Opinião
A janela
Há uma semana que filólogos, juristas, economistas e hermeneutas em geral se dedicam à leitura dos acórdãos e, sobretudo, votos de vencido – eles acordam cada vez menos – deste Tribunal Constitucional que substituiu o Conselho da Revolução na cândida tarefa de salvar a nossa constituição de leite e mel, na versão do que, em 1976, seria a nossa odisseia no espaço em 2000 e muitos.
Refiro-me, claro está, a quem escreve nos jornais e a quem os lê. Fora disso, o conhecimento empírico da realidade só demonstra, a quem dele não se furte, o alheamento e a descrença cada vez maior, de quem nos rodeia, em "tudo isto" que agora até anda sem dono.
E anda mesmo. De todas as teses sobre esta erupção de importância do Tribunal Constitucional, a melhor será, porventura, a de Rui Ramos que observa que: "o activismo dos juízes é o reverso do absentismo dos políticos".
O princípio aristotélico da física – "nature habhors a vacuum" – realiza-se também muito na vida e na política. Sobretudo por cá, na terra das opiniões.
E destes homens, superlativos compatriotas, alguns até doutores de Coimbra, lá seria de esperar que não se dedicassem a avaliar todas as possibilidades semânticas que uma "reforma" pode ter? Isso lá pode ser deixado aos iletrados em quem votamos?
E lá podiam, também, imaginar um mundo em que se reduz despesa quando os atiram à vida na primeira antecâmara de bancarrota desde que não há instrumentos para mudar o valor das coisas com decretos e rotativas? Era como perguntar quantos franceses são precisos para defender Paris…

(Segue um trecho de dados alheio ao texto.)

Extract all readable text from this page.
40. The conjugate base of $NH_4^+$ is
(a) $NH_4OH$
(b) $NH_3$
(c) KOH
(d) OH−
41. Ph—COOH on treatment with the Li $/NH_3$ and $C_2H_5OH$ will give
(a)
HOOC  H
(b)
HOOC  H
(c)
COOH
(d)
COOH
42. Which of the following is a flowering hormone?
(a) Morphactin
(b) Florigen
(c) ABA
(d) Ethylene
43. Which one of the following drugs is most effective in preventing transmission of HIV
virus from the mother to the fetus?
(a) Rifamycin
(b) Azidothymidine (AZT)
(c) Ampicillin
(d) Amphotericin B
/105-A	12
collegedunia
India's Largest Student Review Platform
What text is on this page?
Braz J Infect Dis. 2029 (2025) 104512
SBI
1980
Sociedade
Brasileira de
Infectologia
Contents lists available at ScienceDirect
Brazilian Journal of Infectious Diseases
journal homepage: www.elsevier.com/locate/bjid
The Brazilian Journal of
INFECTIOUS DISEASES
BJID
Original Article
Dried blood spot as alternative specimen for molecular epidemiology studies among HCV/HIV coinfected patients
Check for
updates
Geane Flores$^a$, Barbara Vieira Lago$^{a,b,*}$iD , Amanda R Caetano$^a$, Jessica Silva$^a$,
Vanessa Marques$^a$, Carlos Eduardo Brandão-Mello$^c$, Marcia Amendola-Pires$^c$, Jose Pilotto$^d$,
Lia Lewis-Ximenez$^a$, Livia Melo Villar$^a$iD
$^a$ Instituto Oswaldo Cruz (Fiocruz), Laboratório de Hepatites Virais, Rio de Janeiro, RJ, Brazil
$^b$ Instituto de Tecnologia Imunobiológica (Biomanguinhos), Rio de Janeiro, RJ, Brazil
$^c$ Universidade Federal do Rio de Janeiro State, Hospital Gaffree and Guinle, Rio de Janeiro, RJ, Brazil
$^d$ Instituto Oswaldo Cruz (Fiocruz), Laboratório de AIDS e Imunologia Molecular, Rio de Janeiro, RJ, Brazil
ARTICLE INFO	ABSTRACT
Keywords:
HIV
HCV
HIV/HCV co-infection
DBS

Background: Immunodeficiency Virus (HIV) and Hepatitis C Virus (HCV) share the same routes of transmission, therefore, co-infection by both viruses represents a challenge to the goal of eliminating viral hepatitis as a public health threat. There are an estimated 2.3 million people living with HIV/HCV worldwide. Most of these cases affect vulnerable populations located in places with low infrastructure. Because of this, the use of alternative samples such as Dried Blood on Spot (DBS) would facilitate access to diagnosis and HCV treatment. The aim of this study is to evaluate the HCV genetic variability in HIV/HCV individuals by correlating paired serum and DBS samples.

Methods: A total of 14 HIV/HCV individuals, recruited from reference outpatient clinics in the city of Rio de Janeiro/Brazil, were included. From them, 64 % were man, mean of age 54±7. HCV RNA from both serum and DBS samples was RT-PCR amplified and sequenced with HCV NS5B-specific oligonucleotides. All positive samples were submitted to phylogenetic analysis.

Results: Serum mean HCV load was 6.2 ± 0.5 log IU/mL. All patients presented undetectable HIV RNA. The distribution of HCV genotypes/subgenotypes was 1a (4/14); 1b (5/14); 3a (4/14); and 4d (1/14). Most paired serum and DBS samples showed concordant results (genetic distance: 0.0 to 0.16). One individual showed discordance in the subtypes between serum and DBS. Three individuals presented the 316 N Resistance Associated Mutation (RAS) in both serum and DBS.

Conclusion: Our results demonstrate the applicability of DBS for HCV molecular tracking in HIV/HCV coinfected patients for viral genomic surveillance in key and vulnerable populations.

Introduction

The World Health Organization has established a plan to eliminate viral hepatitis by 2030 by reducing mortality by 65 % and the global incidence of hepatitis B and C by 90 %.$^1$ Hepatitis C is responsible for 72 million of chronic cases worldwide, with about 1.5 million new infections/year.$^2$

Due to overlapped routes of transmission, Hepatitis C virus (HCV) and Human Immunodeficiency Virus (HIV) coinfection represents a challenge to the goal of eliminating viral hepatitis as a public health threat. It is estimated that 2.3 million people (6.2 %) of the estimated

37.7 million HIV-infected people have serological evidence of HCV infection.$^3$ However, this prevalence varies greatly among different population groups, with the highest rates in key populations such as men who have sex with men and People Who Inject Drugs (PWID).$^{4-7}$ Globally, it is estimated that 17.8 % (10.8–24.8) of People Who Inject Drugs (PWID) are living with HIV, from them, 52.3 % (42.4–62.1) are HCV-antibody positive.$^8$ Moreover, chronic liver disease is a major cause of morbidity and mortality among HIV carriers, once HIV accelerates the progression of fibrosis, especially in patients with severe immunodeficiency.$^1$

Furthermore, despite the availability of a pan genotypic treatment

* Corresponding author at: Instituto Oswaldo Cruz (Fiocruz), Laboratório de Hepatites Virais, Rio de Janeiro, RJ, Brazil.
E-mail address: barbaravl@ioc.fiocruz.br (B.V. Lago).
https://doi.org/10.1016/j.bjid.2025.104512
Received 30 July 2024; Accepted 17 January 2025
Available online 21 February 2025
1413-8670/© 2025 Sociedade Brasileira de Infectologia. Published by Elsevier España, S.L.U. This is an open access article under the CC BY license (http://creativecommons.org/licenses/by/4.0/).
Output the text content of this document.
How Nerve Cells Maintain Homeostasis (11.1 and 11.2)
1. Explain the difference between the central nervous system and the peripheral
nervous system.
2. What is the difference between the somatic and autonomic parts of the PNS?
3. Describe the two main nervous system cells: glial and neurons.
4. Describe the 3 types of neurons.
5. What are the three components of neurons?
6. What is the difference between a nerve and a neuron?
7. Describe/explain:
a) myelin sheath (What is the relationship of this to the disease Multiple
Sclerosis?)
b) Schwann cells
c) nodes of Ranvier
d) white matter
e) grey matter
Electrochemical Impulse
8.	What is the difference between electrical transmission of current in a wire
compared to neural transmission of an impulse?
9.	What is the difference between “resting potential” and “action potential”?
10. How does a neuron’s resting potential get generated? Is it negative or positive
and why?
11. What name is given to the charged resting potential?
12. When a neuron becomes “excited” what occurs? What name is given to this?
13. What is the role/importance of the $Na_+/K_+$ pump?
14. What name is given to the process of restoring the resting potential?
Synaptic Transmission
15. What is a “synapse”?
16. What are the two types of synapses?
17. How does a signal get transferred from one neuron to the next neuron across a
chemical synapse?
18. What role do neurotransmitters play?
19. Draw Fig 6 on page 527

Não se pode levar a mal. Os juízes compraram livros de economia porque os políticos desistiram de os discutir entre si e, sobretudo, connosco.
O governo comprou com menos ânimo do que propagandeava (aquilo dos melões depois de abertos, estão ver?…) o livro vermelho da troika e pouco mais lhe fez que anotações.
O PS vai trazer o "crescimento" por isso não precisa, nem de livros, nem das troikas que convocou depois de nos espatifar.
O resto não conta. Tirando o Dr. Marinho que nos ilustra mais a nós do que a ele, o PCP não sai do canto e o Daniel Oliveira, sozinho, não pode com o mundo às costas.
Mas, mais que a descoberta de que o Governo vai resolver até 2015 o procedimento de deficit excessivo – deixa de ser preciso por isso a partir daí cortar salários e essa coisa lá do Tratado Orçamental depois logo se vê – o que a decisão do Tribunal Constitucional faz, no domínio do estritamente político, é abrir uma janela de oportunidade para a coligação voltar a ganhar as legislativas do ano que vem.
E Passos Coelho aproveitou-a bem. Um dia depois de o VPM disto tudo ter ameaçado estudar e contrapropor qualquer coisa sobre a urgente mudança na segurança social, foi desautorizado, na praia, por aquilo a que, por cá se chama política, e que não devemos confundir com aquela outra coisa que se destina a resolver os nossos problemas.
Aí "eles" não querem, diz o PM, então enquanto não houver entendimento, não há reforma. Ladino, sabia bem a resposta que ia ter e, sobretudo, que o Tribunal deixou a batata no forno para escaldar em 2016.
Os "partidos socialistas" disseram logo muitas coisas: o da direita, está contra o plafonamento das contribuições mas não o das pensões. Não percebi. O defeito deve ser meu. O da esquerda, nem se lembra da sua proposta escrita das "meias" reformas, que acha elegível para os fundos estruturais… E compõe uma frase bonita sobre filhos e as mães. Aqui já percebi, não há mesmo nada pensado.
Os comentadores, que seguramente imaginam um futuro de reformas caídas do céu, acharam isto brilhante. E, como acima se disse, entre quem nos fez sair da borrasca mais recente e quem promete imprimir a massa, o povo já desconfia e sai do Colombo para que, do mal o menos, fiquem estes.
Eu também acho, do mal o menos. Ficava era um tudo nada mais contente se, ao fim de quatro anos, o meu partido mostrasse um ideia estruturada fora do memorando da troika, ao menos, sobre a reforma da segurança social. É um luxo, já percebi.